Few women make it to the top of the business world.

So it’s a big deal when they do. But it’s also a big deal when they leave.

Several high-profile female CEOs announced they were stepping down last year, including Marissa Mayer at Yahoo and Irene Rosenfeld at Mondelez.

Following these exits, the number of women leading Fortune 500 companies plummeted by 25% between 2017 and 2018.

This year, we’ve already lost Denise Morrison at Campbell Soup Co., Meg Whitman at Hewlett Packard Enterprise and Sheri McCoy at Avon.

After 32 women made the list in 2017 — a new record for women in the C-suite — female CEOs now make up just 4.6% of top executives.

Because of the drop in numbers, it may appear as though women are leaving these positions more frequently than their male colleagues.

But since the number of women CEOs is still so small, it’s hard to compare their trajectories to the career arcs of dozens more male CEOs, says Anna Beninger, senior research director and corporate engagement partner at Catalyst, a non-profit studying women and work.

“The news has been so depressing, quite honestly, and what makes it so difficult is the departures are so noticeable primarily because there’s so few women CEOs to begin with,” she says.

There’s something else notable about female CEOs — they’re often the ones appointed to companies in crisis, says Andromachi Athanasopoulou, assistant professor of organizational behavior at Queen Mary University of London and associate fellow in executive education at the University of Oxford.
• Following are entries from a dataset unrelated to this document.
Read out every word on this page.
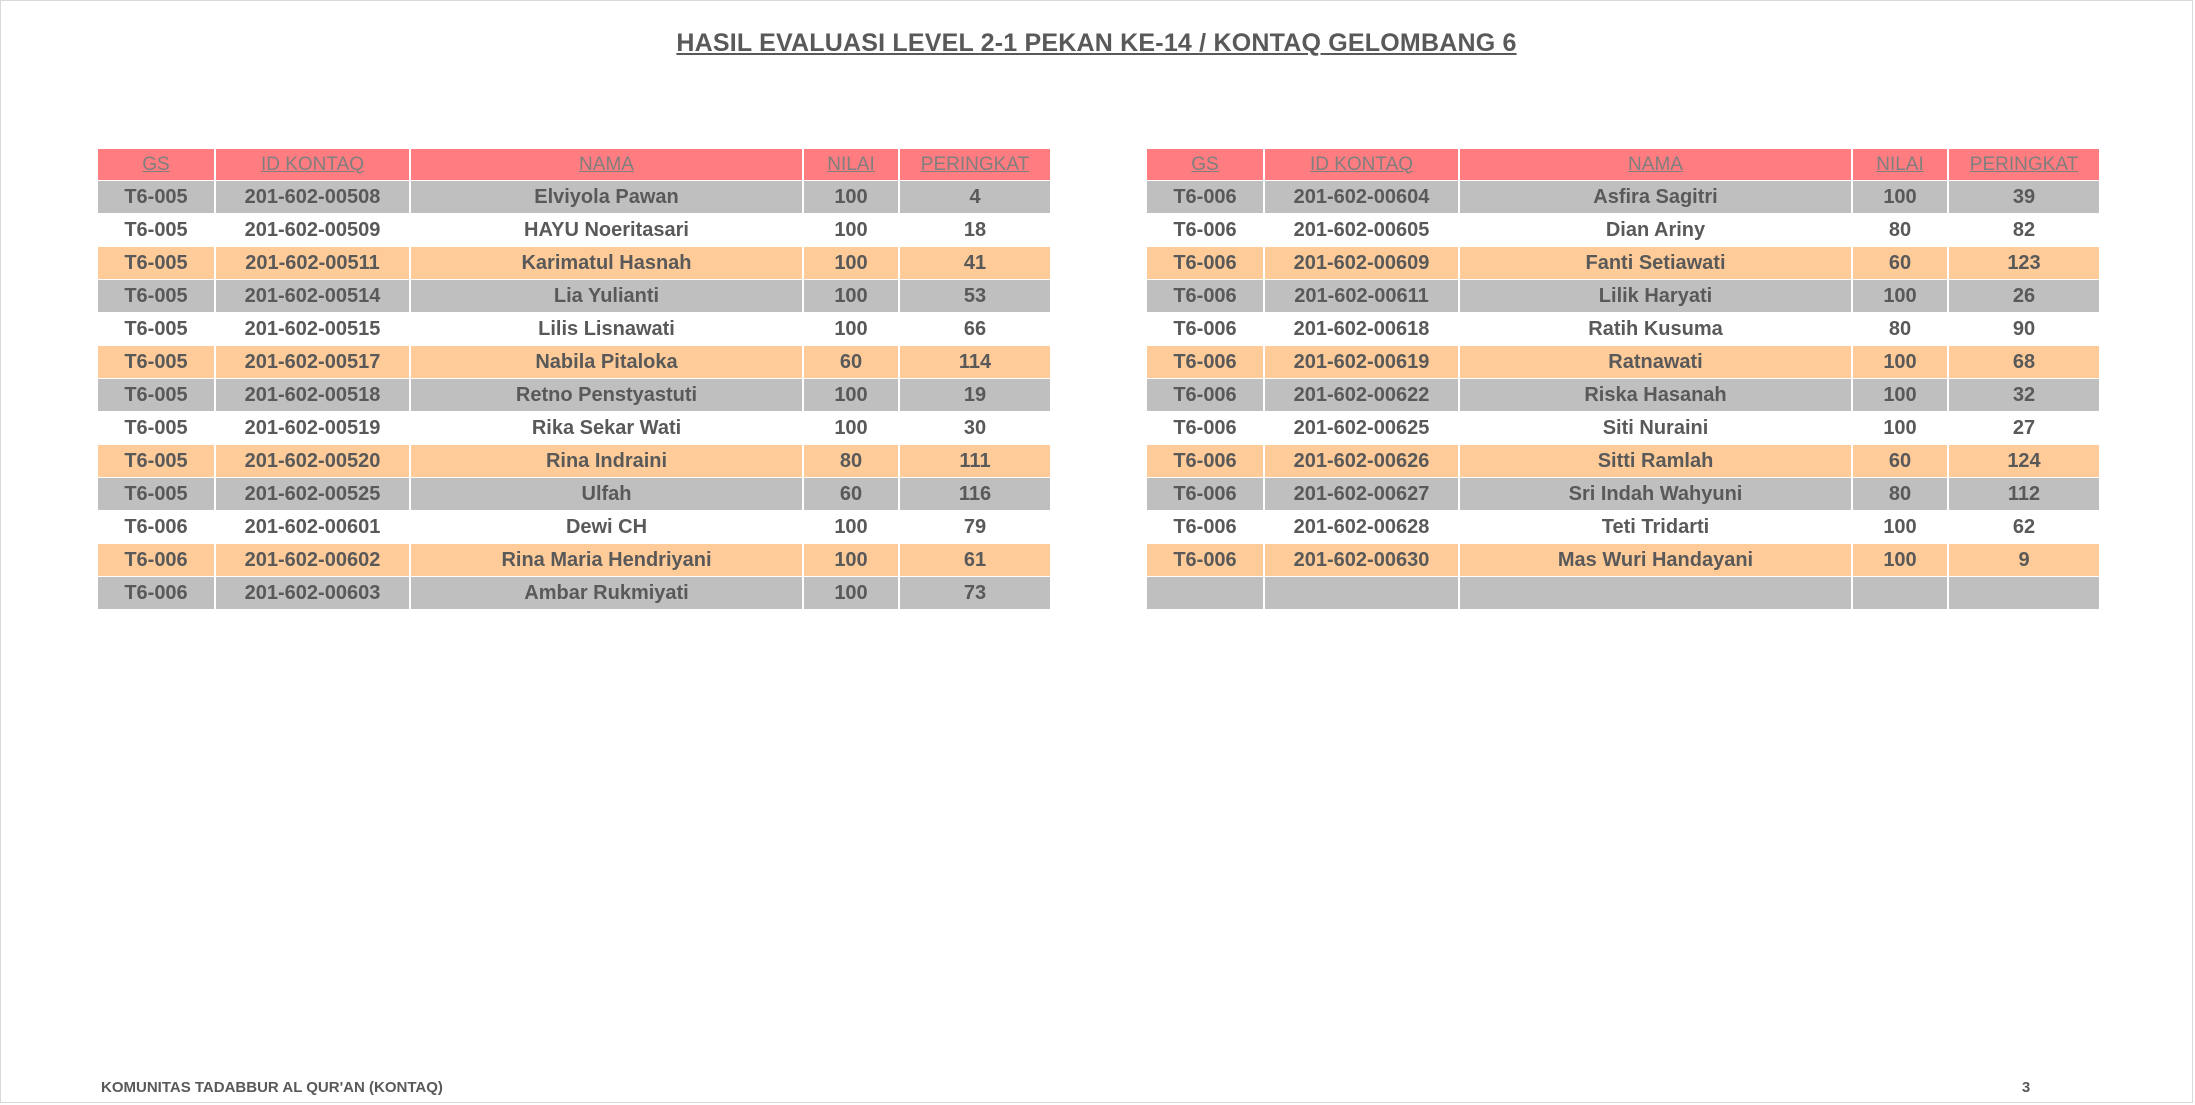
HASIL EVALUASI LEVEL 2-1 PEKAN KE-14 / KONTAQ GELOMBANG 6
GS	ID KONTAQ	NAMA	NILAI	PERINGKAT
T6-005	201-602-00508	Elviyola Pawan	100	4
T6-005	201-602-00509	HAYU Noeritasari	100	18
T6-005	201-602-00511	Karimatul Hasnah	100	41
T6-005	201-602-00514	Lia Yulianti	100	53
T6-005	201-602-00515	Lilis Lisnawati	100	66
T6-005	201-602-00517	Nabila Pitaloka	60	114
T6-005	201-602-00518	Retno Penstyastuti	100	19
T6-005	201-602-00519	Rika Sekar Wati	100	30
T6-005	201-602-00520	Rina Indraini	80	111
T6-005	201-602-00525	Ulfah	60	116
T6-006	201-602-00601	Dewi CH	100	79
T6-006	201-602-00602	Rina Maria Hendriyani	100	61
T6-006	201-602-00603	Ambar Rukmiyati	100	73
GS	ID KONTAQ	NAMA	NILAI	PERINGKAT
T6-006	201-602-00604	Asfira Sagitri	100	39
T6-006	201-602-00605	Dian Ariny	80	82
T6-006	201-602-00609	Fanti Setiawati	60	123
T6-006	201-602-00611	Lilik Haryati	100	26
T6-006	201-602-00618	Ratih Kusuma	80	90
T6-006	201-602-00619	Ratnawati	100	68
T6-006	201-602-00622	Riska Hasanah	100	32
T6-006	201-602-00625	Siti Nuraini	100	27
T6-006	201-602-00626	Sitti Ramlah	60	124
T6-006	201-602-00627	Sri Indah Wahyuni	80	112
T6-006	201-602-00628	Teti Tridarti	100	62
T6-006	201-602-00630	Mas Wuri Handayani	100	9

KOMUNITAS TADABBUR AL QUR'AN (KONTAQ)	3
Women have historically been elevated to some of those positions when the organization is in crisis. Scholars call it “the glass cliff,” meaning that once a woman breaks through the glass ceiling, she’s still in a perilous position.

“There is this mantra of ‘think crisis, think female,’” Athanasopoulou says. “Women are offered these positions where it’s very likely they leave because the position is harder than the average CEO role that one would have, because of the bad financial situation the organization is in.”

Because there are already so few women at the top, each female CEO exit also has a negative impact on the women working below. When there’s fewer women in power, that means there are fewer female role models and more pressure on the women in the spotlight.

“Women don’t want to be in a position of tokenism, so they don’t want to serve as the only one, the role model to get through the glass ceiling,” Athanasopoulou says.

There are several ways to fight this, according to Beninger. Companies can empower women with training and leadership development programs, so they can see themselves in the CEO position even as the numbers dwindle. Company boards can prioritize diversity, to ensure that there are more female board members who can in turn play a part in appointing female CEOs.

“The deck is stacked against women literally from day one,” Beninger says. “The reality is women are doing all the right things to manage their careers, but there are just these tremendous barriers at every step of the process as they advance through companies.”